It is not only how much we initially spend, but as well what happens during the lifetime of the asset.
This is a real example. I got a task to procure new vans for the company. And I did what everyone would do. Collected specifications, reached out to a couple of vendors. Got the prices, negotiated with the best two. Made a nice sheet and sent it out to the General Manager.
He had a finance background. And some earlier experience with vehicle procurement. So, he went back with one question:
” Which option has the lowest TCO”
I had no idea.
What is the Total Cost of Ownership, and why is it so important? In short, it describes all expenses that happen to make the item doing whatever it is procured to do. Until the moment we dispose it of. Even then it influences the TCO, as we will either sell it as scrap or for spare parts. Or maybe it will still run, and we can sell it in the market.

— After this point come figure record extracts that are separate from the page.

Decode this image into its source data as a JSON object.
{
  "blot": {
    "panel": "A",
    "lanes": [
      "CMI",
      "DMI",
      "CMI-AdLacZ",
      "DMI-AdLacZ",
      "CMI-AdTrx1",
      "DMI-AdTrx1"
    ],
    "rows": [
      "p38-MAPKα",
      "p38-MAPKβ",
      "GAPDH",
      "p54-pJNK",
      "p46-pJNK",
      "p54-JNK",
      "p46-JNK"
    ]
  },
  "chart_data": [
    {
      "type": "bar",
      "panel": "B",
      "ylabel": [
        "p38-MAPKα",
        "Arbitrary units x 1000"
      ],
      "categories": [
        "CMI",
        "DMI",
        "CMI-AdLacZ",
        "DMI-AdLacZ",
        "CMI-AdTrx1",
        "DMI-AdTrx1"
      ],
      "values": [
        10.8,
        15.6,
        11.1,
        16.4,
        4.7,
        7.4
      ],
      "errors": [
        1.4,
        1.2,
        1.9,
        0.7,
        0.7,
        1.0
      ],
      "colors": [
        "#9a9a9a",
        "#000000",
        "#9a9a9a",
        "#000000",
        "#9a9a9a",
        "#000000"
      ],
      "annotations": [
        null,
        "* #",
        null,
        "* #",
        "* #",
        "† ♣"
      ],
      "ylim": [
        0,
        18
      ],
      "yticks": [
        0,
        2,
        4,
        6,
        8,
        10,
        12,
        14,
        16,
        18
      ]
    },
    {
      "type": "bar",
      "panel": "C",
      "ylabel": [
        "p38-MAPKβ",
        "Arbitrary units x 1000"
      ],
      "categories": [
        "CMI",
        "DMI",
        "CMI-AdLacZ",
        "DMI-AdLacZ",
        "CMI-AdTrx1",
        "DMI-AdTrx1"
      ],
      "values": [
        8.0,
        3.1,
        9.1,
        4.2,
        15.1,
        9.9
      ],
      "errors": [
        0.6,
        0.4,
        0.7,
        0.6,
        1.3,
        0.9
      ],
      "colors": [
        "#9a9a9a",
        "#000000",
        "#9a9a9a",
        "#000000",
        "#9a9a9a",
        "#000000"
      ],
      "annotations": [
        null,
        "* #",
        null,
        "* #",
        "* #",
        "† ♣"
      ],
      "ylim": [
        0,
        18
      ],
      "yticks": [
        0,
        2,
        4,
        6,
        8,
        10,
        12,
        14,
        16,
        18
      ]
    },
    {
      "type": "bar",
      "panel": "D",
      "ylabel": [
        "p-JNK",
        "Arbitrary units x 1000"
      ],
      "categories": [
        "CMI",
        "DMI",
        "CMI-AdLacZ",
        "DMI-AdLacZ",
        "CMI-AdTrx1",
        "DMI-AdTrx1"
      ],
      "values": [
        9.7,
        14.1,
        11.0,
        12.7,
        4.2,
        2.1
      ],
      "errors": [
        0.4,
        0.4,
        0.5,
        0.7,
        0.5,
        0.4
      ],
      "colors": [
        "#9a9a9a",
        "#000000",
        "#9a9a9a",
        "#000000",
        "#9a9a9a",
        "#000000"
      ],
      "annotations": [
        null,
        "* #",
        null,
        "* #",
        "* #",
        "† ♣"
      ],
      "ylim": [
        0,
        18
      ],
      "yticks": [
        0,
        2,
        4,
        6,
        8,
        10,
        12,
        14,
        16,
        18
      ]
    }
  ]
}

Back to the case. Here the TCO needed to include:
- Purchase price
This is how much we pay to acquire the item.
- Financing cost, if the vehicle is procured using leasing or loan
While this does not affect our immediate cash flow, it does influence the TCO.
- Annual registration and insurance
This is a cost that we have anyhow for any vehicle, so why the trouble? In many countries, the engine type and size determine the cost of insurance and registration. So does the value of the vehicle. So we need to know.
Why this now? Different vehicles have different consumption. What do you think is paying 80,000 USD for a vehicle that consumes 15 litres/100 kilometres better than a 100,000 USD vehicle that consumes 6 litres/100 kilometres? Do the math, you may be surprised.
Different vehicles have different standards when it comes to oil brand and change intervals. A small difference, but let’s be precise.
Again, this is not a huge difference. Some vehicles have quite a strange tire specification, which may result in high prices. Better to check than regret later, isn’t it?
- Service cost, assuming we do it as per the manufacturers’ recommendation, and service is done in the manufacturers’ garage
Some manufacturers charge high. Some have very short service intervals. And some manufacturers will cover a lot of consumables and small spare parts on the warranty. Worth checking out before you make your decision.
- The sales price at the end of the scheduled usage period. This will decrease the TCO
Some vehicles have good resale value even when they are old and have a decent mileage under the hood. Here in the UAE, the Lexus, for example. Back home, it is the Volkswagen Golf. I never understood why, but this is the fact. Try to find ads for a similar model, of the age and mileage you plan to scrap the vehicle. Assume that half of your fleet will not be repairable at the time your usage period is over.
For all vehicles we took the same estimation: we will keep them for 5 years, and they will do annually 50,000 kilometres.
Here in the UAE, European vehicles are quite cheap. But maintenance and spare parts are expensive. Plus, the service intervals are shorter, probably as the vehicles are not originally designed for this harsh climate.
You can guess, the cheapest option did not have the lowest TCO.
In hygiene, you can find simpler, but similar examples. It is the game suppliers play with free dispensers and a higher product price. Or a bit less quantity in the pack for a lower price.
You can try this out for your large personal purchases as well. Soon enough, using this way of thinking, you will figure out how you get something for free. And you will start buying what is less expensive in the long run, not what has a lower price tag.